Daedala or Daidala was a city of the Rhodian Peraea in ancient Caria, or a small place, as Stephanus of Byzantium says, on the authority of Strabo.

The eastern limit of the Rhodian Peraea was the town of Daedala, and after Daedala, which belongs to the Rhodii, is a mountain of the same name, where commences the line of the Lycian coast: near the mountain, that is, on the coast, is Telmissus, a town of Lycia, and the promontory Telmissis. The ruins of Daedala are placed near the head of the gulf of Glaucus, on the west side of a small river named Inigi Chai, which seems to be the river Ninus, of which Alexander the Great in his Lyciaca tells the legend, that Daedalus was going through a marsh on the Ninus, or through the Ninus river, when he was bitten by a water snake, and died and was buried there, and there the city Daedala was built and was named after him.

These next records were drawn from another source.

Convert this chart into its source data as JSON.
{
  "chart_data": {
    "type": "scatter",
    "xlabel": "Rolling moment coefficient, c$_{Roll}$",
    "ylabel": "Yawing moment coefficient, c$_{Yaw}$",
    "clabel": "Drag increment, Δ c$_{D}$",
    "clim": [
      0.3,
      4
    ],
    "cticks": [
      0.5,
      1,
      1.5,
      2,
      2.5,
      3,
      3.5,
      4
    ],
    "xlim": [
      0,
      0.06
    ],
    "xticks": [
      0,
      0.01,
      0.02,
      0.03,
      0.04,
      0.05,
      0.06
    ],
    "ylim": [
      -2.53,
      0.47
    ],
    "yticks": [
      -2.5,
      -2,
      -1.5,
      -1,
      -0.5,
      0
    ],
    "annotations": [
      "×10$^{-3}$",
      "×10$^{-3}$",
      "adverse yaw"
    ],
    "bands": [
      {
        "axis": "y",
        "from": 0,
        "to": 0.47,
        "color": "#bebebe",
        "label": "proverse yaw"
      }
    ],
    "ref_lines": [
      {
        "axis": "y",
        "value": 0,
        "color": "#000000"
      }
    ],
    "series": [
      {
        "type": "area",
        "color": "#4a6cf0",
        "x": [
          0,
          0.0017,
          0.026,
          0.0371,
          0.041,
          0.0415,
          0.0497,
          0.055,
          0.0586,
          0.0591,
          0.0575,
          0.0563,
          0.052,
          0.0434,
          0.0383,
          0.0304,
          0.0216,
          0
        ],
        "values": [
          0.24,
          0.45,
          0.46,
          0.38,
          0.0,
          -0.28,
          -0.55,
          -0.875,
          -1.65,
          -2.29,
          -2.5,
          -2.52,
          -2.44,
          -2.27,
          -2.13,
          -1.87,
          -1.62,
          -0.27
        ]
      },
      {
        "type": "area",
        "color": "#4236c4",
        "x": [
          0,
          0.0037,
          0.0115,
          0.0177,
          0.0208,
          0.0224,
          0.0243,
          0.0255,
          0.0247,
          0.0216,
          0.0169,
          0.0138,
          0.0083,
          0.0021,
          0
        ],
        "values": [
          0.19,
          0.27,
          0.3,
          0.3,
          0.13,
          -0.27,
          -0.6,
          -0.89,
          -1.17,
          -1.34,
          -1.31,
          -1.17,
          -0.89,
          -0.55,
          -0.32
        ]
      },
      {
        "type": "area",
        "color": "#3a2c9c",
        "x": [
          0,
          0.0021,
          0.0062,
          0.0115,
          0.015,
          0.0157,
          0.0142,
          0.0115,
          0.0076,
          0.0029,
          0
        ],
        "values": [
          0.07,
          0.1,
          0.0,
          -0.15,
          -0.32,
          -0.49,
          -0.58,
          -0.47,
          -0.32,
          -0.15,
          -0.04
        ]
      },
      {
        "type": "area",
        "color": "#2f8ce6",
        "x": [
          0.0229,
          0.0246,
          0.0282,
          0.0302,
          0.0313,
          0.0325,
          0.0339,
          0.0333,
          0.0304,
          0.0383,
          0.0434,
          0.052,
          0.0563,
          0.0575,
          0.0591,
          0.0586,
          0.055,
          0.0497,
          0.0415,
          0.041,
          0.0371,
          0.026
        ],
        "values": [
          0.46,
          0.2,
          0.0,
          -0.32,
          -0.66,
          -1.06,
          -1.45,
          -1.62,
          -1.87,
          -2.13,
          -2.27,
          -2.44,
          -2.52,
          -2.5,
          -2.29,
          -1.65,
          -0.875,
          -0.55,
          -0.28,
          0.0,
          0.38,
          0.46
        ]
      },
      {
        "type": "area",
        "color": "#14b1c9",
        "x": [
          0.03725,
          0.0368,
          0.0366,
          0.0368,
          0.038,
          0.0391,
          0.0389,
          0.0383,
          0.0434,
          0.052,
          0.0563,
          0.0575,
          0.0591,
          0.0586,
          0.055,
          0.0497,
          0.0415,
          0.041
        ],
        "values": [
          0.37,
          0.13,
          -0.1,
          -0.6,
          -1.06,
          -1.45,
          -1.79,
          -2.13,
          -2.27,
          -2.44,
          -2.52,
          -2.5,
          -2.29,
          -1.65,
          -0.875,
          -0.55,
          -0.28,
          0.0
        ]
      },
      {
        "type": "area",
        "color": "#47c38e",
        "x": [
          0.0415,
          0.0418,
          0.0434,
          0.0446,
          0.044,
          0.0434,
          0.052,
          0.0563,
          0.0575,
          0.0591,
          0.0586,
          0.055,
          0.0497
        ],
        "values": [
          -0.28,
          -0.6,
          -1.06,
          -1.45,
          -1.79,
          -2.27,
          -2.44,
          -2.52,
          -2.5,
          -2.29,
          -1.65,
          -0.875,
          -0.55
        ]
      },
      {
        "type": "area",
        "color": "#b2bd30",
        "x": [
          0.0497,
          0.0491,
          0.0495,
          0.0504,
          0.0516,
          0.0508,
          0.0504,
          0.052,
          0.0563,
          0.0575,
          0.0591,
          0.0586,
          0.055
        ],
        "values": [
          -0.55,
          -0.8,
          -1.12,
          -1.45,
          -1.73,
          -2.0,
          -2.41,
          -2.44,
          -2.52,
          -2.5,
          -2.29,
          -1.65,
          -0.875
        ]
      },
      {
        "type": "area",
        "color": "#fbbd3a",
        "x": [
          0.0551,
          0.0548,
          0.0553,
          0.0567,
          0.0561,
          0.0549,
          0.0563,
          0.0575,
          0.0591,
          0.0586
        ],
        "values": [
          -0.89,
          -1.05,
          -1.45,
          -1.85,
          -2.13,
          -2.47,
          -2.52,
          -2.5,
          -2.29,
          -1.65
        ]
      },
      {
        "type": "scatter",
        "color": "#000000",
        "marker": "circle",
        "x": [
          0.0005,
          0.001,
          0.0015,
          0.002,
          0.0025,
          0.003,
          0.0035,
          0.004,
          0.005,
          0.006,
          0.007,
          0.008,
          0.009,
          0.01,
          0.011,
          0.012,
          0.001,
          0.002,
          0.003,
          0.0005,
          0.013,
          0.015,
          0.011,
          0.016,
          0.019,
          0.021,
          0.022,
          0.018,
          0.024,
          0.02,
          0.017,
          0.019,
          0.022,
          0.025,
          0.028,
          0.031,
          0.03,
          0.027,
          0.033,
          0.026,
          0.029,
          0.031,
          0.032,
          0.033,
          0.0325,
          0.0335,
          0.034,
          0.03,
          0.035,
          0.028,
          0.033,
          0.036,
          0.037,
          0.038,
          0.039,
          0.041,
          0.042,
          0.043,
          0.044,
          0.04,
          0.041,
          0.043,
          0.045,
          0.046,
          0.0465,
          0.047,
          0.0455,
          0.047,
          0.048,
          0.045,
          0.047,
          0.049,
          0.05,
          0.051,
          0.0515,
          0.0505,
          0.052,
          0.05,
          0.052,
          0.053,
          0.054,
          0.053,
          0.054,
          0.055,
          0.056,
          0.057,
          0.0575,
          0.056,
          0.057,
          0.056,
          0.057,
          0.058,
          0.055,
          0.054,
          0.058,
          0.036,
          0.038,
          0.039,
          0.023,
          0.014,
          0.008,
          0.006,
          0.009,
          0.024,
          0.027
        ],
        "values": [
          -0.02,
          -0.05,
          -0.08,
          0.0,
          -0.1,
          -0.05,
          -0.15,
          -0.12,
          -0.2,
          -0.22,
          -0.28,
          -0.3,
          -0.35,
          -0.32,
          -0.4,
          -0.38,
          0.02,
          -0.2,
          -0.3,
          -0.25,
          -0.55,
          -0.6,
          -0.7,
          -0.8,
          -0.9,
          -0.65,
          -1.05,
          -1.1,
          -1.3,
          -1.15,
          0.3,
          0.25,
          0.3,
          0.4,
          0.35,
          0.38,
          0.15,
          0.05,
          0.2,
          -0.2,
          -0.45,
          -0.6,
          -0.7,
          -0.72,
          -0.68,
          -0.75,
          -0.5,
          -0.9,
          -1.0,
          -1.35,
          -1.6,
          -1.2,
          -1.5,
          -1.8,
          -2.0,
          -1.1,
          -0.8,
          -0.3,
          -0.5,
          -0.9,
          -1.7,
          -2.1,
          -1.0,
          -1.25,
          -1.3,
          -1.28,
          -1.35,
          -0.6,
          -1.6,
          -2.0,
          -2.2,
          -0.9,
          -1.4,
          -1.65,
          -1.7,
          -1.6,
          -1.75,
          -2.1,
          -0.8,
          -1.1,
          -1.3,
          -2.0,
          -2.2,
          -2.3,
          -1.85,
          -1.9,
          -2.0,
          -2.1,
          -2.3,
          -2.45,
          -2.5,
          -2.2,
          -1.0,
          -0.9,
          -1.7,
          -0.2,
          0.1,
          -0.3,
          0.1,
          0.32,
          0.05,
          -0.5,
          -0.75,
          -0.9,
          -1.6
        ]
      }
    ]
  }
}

The valley through which the Ninus flows, is picturesque, and well-cultivated. On the mountain on the west side of the valley is an ancient site, probably Daedala: here are numerous tombs hewn in the rocks in the usual Lycian style; some are well-finished. The acropolis stood on a detached hill; on its summits are remains of a well, and a large cistern. Though no inscriptions were found at the site, there is hardly any doubt that the place is Daedala. Pliny mentions two islands off this coast belonging to the Daedaleis. There is an island off the coast east of the mouth of the Inigi Chai, and another west of the mouth of the river; and these may be the islands which Pliny means. The islands of the Cryeis, three according to Pliny, lie opposite to Crya, on the west side of the gulf of Makri. Livy mentions Daedala as a parvum castellum. Ptolemy places Daedala, and indeed the whole of the west side of the gulf of Glaucus, in Lycia.

Its site is located near İnlice Asarı.